The global outbreak of the novel corona virus (COVID-19) disease has drastically impacted the world and led to one of the most challenging crisis across the globe since World War II. The early diagnosis and isolation of COVID-19 positive cases are considered as crucial steps towards preventing the spread of the disease and flattening the epidemic curve. Chest Computed Tomography (CT) scan is a highly sensitive, rapid, and accurate diagnostic technique that can complement Reverse Transcription Polymerase Chain Reaction (RT-PCR) test. Recently, deep learning-based models, mostly based on Convolutional Neural Networks (CNN), have shown promising diagnostic results.
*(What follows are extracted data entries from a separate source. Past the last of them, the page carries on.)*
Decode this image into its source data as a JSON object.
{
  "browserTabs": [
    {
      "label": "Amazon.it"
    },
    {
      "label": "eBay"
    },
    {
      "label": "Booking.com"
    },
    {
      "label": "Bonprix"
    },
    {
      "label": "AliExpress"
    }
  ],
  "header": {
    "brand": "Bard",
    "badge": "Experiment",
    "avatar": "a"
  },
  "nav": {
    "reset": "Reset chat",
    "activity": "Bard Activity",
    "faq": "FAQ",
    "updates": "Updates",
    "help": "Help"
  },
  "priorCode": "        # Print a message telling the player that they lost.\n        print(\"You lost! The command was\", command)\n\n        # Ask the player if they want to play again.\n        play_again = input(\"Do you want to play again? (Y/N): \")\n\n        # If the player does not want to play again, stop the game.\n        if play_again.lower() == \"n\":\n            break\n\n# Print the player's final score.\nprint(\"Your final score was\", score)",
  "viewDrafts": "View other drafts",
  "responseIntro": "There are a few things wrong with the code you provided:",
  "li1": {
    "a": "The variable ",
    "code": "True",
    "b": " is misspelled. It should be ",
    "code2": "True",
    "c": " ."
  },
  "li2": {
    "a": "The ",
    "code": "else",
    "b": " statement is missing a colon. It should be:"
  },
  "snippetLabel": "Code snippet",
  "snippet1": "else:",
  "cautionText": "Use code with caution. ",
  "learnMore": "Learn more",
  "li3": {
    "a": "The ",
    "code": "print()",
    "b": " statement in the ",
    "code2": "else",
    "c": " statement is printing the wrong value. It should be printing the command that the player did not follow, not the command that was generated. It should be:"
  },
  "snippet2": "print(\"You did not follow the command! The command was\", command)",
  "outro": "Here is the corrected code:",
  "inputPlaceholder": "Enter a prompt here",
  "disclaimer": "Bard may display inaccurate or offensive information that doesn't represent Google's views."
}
CNNs, however, are incapable of capturing spatial relations between image instances and require large datasets. Capsule Networks, on the other hand, can capture spatial relations, require smaller datasets, and have considerably fewer parameters. In this paper, a Capsule network framework, referred to as the "CT-CAPS", is presented to automatically extract distinctive features of chest CT scans. These features, which are extracted from the layer before the final capsule layer, are then leveraged to differentiate COVID-19 from Non-COVID cases. The experiments on our in-house dataset of 307 patients show the state-of-the-art performance with the accuracy of 90.8%, sensitivity of 94.5%, and specificity of 86.0%.